By “simple” I mean simple.
This blog describes one of the techniques that I use to take a quick look at any project; whether it is for a client wishing to understand his project at a high level; or whether it is a project that I have read about. There is no study nor production schedule available yet.
It takes about 10 minutes to plug the numbers into my template to get quick results. The image below is an example of the simple model that I use, which anyone can build for themselves in no time.
I term this a one dimensional (“1D”) model since it doesn’t require the typical X-Y matrix with years across the top and production data down the page. The 1D model simply relies on life of mine (“LOM”) totals to estimate the total revenue, total operating cost, and total profit.
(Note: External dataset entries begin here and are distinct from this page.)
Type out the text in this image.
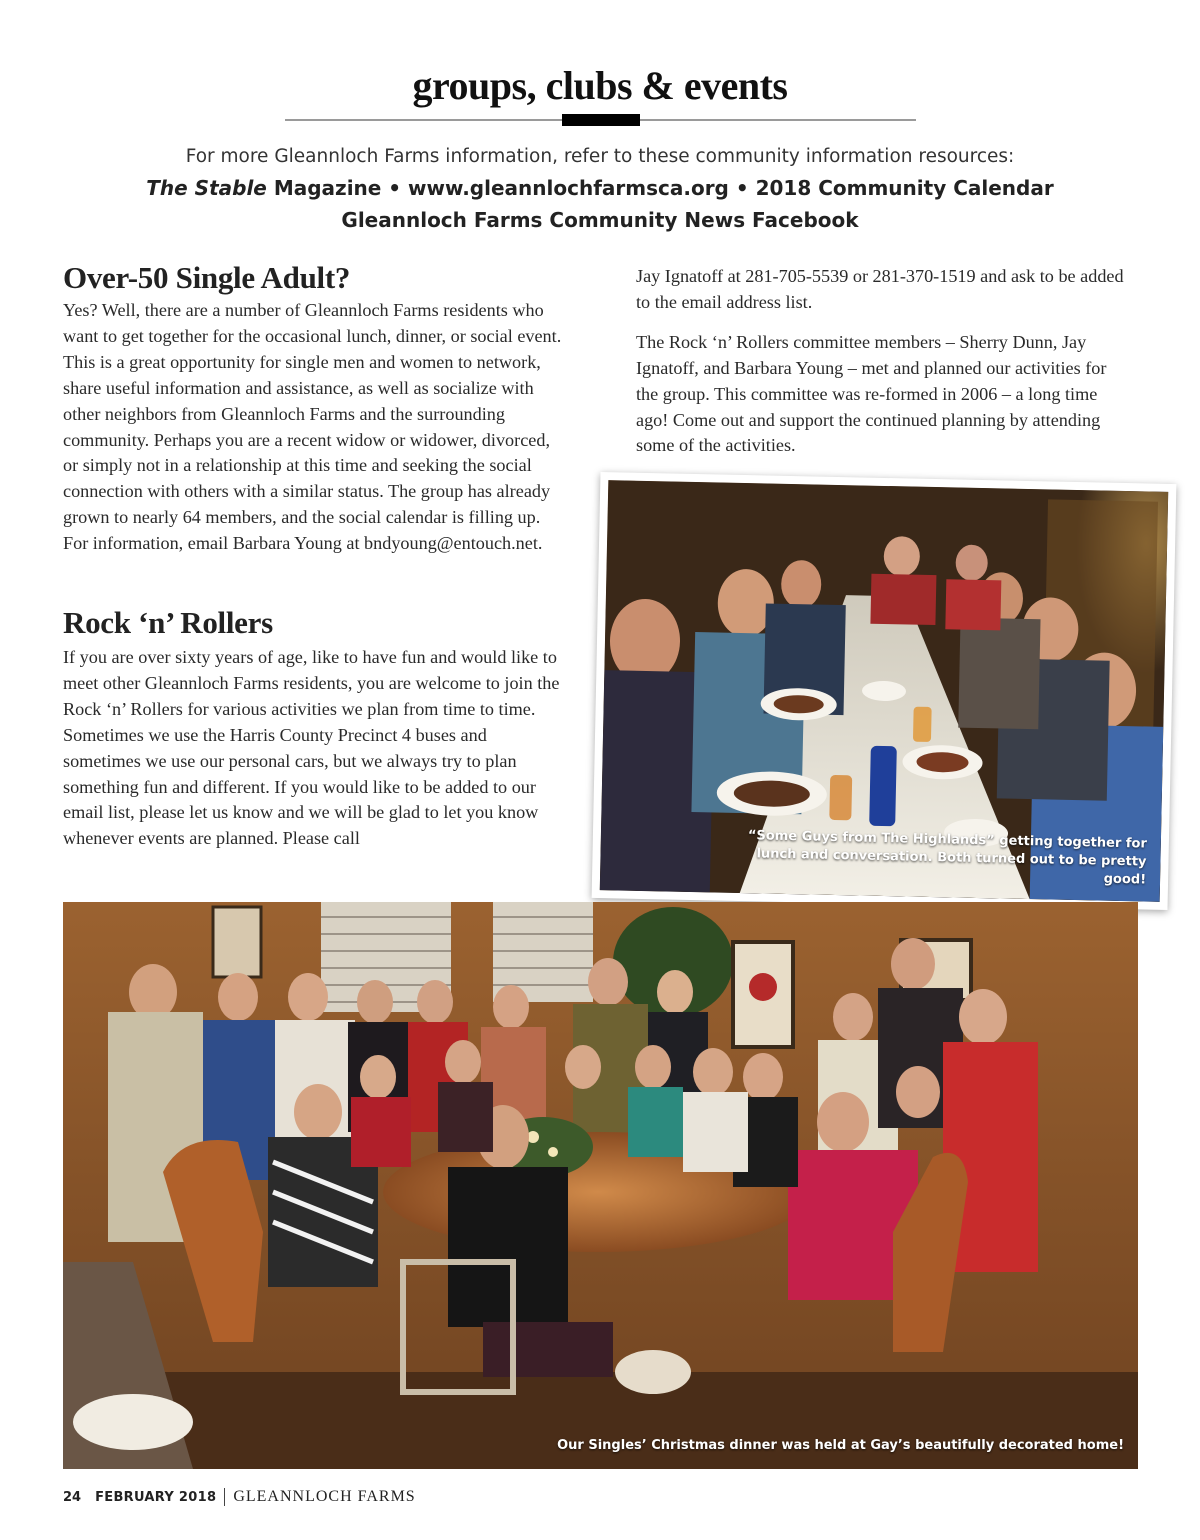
groups, clubs & events
For more Gleannloch Farms information, refer to these community information resources:
The Stable Magazine • www.gleannlochfarmsca.org • 2018 Community Calendar
Gleannloch Farms Community News Facebook
Over-50 Single Adult?

Yes? Well, there are a number of Gleannloch Farms residents who want to get together for the occasional lunch, dinner, or social event. This is a great opportunity for single men and women to network, share useful information and assistance, as well as socialize with other neighbors from Gleannloch Farms and the surrounding community. Perhaps you are a recent widow or widower, divorced, or simply not in a relationship at this time and seeking the social connection with others with a similar status. The group has already grown to nearly 64 members, and the social calendar is filling up. For information, email Barbara Young at bndyoung@entouch.net.

Rock ‘n’ Rollers

If you are over sixty years of age, like to have fun and would like to meet other Gleannloch Farms residents, you are welcome to join the Rock ‘n’ Rollers for various activities we plan from time to time. Sometimes we use the Harris County Precinct 4 buses and sometimes we use our personal cars, but we always try to plan something fun and different. If you would like to be added to our email list, please let us know and we will be glad to let you know whenever events are planned. Please call

Jay Ignatoff at 281-705-5539 or 281-370-1519 and ask to be added to the email address list.

The Rock ‘n’ Rollers committee members – Sherry Dunn, Jay Ignatoff, and Barbara Young – met and planned our activities for the group. This committee was re-formed in 2006 – a long time ago! Come out and support the continued planning by attending some of the activities.

“Some Guys from The Highlands” getting together for lunch and conversation. Both turned out to be pretty good!
Our Singles’ Christmas dinner was held at Gay’s beautifully decorated home!
24 FEBRUARY 2018 GLEANNLOCH FARMS
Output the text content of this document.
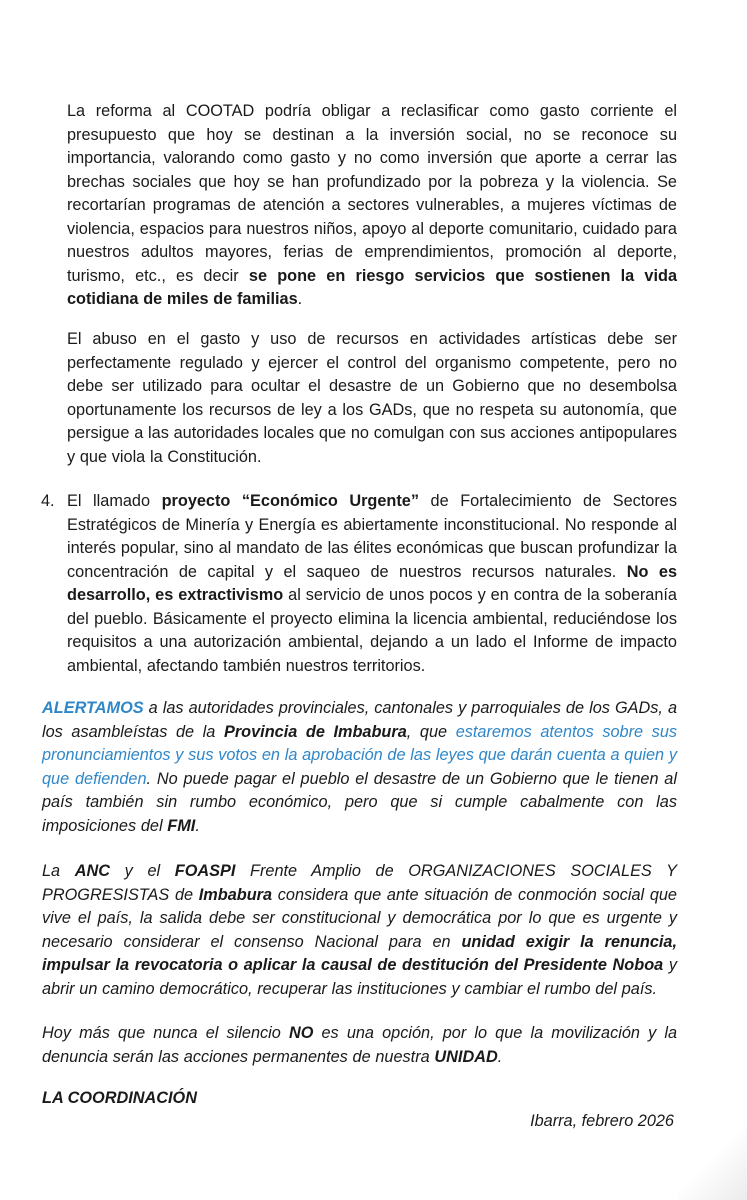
La reforma al COOTAD podría obligar a reclasificar como gasto corriente el presupuesto que hoy se destinan a la inversión social, no se reconoce su importancia, valorando como gasto y no como inversión que aporte a cerrar las brechas sociales que hoy se han profundizado por la pobreza y la violencia. Se recortarían programas de atención a sectores vulnerables, a mujeres víctimas de violencia, espacios para nuestros niños, apoyo al deporte comunitario, cuidado para nuestros adultos mayores, ferias de emprendimientos, promoción al deporte, turismo, etc., es decir se pone en riesgo servicios que sostienen la vida cotidiana de miles de familias.

El abuso en el gasto y uso de recursos en actividades artísticas debe ser perfectamente regulado y ejercer el control del organismo competente, pero no debe ser utilizado para ocultar el desastre de un Gobierno que no desembolsa oportunamente los recursos de ley a los GADs, que no respeta su autonomía, que persigue a las autoridades locales que no comulgan con sus acciones antipopulares y que viola la Constitución.

4. El llamado proyecto “Económico Urgente” de Fortalecimiento de Sectores Estratégicos de Minería y Energía es abiertamente inconstitucional. No responde al interés popular, sino al mandato de las élites económicas que buscan profundizar la concentración de capital y el saqueo de nuestros recursos naturales. No es desarrollo, es extractivismo al servicio de unos pocos y en contra de la soberanía del pueblo. Básicamente el proyecto elimina la licencia ambiental, reduciéndose los requisitos a una autorización ambiental, dejando a un lado el Informe de impacto ambiental, afectando también nuestros territorios.

ALERTAMOS a las autoridades provinciales, cantonales y parroquiales de los GADs, a los asambleístas de la Provincia de Imbabura, que estaremos atentos sobre sus pronunciamientos y sus votos en la aprobación de las leyes que darán cuenta a quien y que defienden. No puede pagar el pueblo el desastre de un Gobierno que le tienen al país también sin rumbo económico, pero que si cumple cabalmente con las imposiciones del FMI.

La ANC y el FOASPI Frente Amplio de ORGANIZACIONES SOCIALES Y PROGRESISTAS de Imbabura considera que ante situación de conmoción social que vive el país, la salida debe ser constitucional y democrática por lo que es urgente y necesario considerar el consenso Nacional para en unidad exigir la renuncia, impulsar la revocatoria o aplicar la causal de destitución del Presidente Noboa y abrir un camino democrático, recuperar las instituciones y cambiar el rumbo del país.

Hoy más que nunca el silencio NO es una opción, por lo que la movilización y la denuncia serán las acciones permanentes de nuestra UNIDAD.

LA COORDINACIÓN
Ibarra, febrero 2026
This determines how much capital expenditure the project can tolerate. I do this analysis on a pre-tax basis to keep things simple.
Using estimated metal prices and recoveries, the first step is to calculate the incremental revenue generated by each tonne of ore (see a previous article “11. Rock Value Calculator – What’s My Rock Worth?”). Next that revenue per tonne is multiplied by the total ore tonnage to arrive at the total revenue over the life of mine.
The second step is to determine the life of mine operating cost, and again this simple calculation is based on estimated unit operating costs multiplied by the total tonnages being handled.
The third step is to calculate the life of mine profit based on total revenue minus total operating cost.
The potential net cashflow would be calculated by deducting an assumed capital cost from the life-of-mine profit. The average annual cashflow is estimated based on the net cashflow divided by the mine life. An approximate NPV can be calculated by determining the Present Value of a series of annual payments at a certain discount rate.